Language Translation Services
Written documents should be translated for any home in which no parent or guardian reads English. If a parent in the home reads English, then translation may not be essential. Whenever possible the English copy should be on one side of the paper and the translation on the other side. When sending documents in multiple languages, sending home an English copy first followed by the translation is too confusing for parents. Translate important classroom and school documents that need a parent response or that a parent has a right to know. For example:
- Permission forms that need parents signatures
- Newsletters (collaborate with other grade level teachers when approved by your principal).
- Report card narratives
- Instructions for special homework projects that need parent monitoring or input
- Meeting announcements and other school flyers
- Classroom needs - requests to volunteer, lists of needs for celebrations, etc.
- Manuals and brochures
- Health information
- Information bulletins (AIG, redistricting, etc)
- Registration packets and letters
- Discipline letters
- Exam letters
- Student/parent surveys
Process for translating documents
- Check the electronic file that the staff member designated by your principal is keeping of building-level translated documents.
- If the translation is not available in files contact the district approved translators posted on our website. The list of translators will be updated each semester. Please only use approved translators that are on the CHCCS website. It works best if you can give the translator 2-3 days lead time.
- A copy of your request for translation must be sent to the staff member designated by your principal who will keep a record of building-level translated documents.
- Staff need to keep electronic files of ALL translated documents.

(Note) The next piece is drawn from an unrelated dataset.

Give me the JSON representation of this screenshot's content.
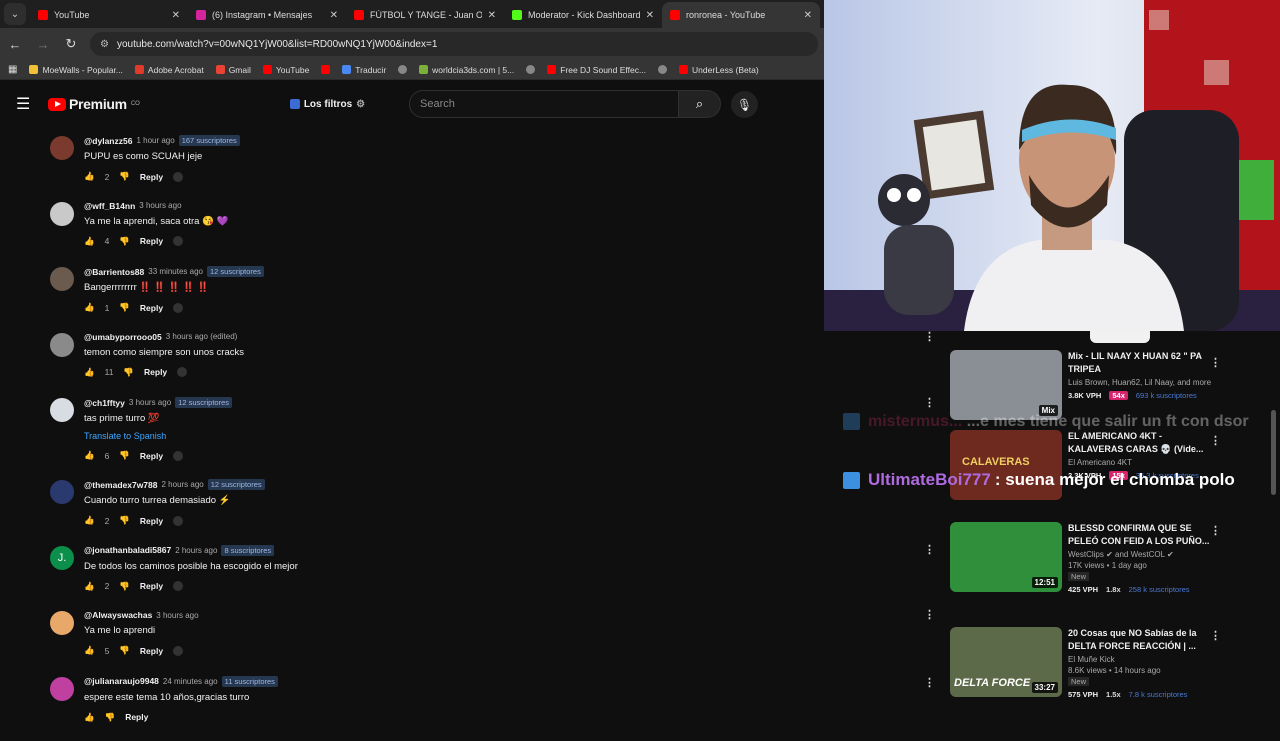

If you request it, keep an electronic copy of it! Give a copy to your school's designated staff member.
- If revisions or updates must be made to the document, send the electronic file to the translator. Highlight any changes, if possible. If avoidable, do not change the font or format. Changes in font and format incur additional time and expenses.
Interpretation (oral translation)
Contact Michael Eshleman, firstname.lastname@example.org or at 919-967-8211 ext. 28241 to sign up for interpretation equipment.
REMEMBER: Parents of your student may not speak English even if their child does. When a parent/guardian does not speak/understand English, interpretation services should be requested. Some examples are:
- IEP Meetings
- PEP Meetings
- Home visits
- Parent nights
- District Forums
Some schools have found it successful to hold PEP meetings, with all Spanish-speaking parents in the same meetings. Administration and staff should be aware of personnel in their building who speak another language or parents who speak English bi-lingual speakers who may be able to assist in communication with non-English speaking parents. Individuals such as this may be used for low-level communication such as:
- Making phone calls to schedule a parent/teacher meeting
- Inviting parents to a school function
- General calls from teachers, school nurses, social workers, counselors, and administrators
- If your school requires translation or interpretation services for a language other then Spanish please contact the individuals listed on our District Translators and Interpreters page.
Process for acquiring an interpreter
Our goal is to use the district's translator/interpreter to handle all Spanish translating and interpreting in the district. This is of course with the understanding that the district translator/interpreter will not be able to cover all of the Spanish demands from our district. In these cases, we will need to employ the help of other subcontracted translators/interpreters. In case our district interpreter is not able to cover Spanish assignments he/she will direct the request to the subcontracted translators/interpreters.
Working with an interpreter
The teacher should always address the parent directly and not the interpreter. Although it may seem unnatural at first it is always best for you to make eye contact with and talk directly to the parent. Making eye contact with the interpreter may cause confusion. Speak in an even tone and pause frequently so the interpreter can translate appropriate information. use simple and concrete samples in your explanation of academic goals. Student's work samples and a rubric to show how the work was evaluated is an excellent example to discuss with parents. Remember to leave time for any questions the parent may have.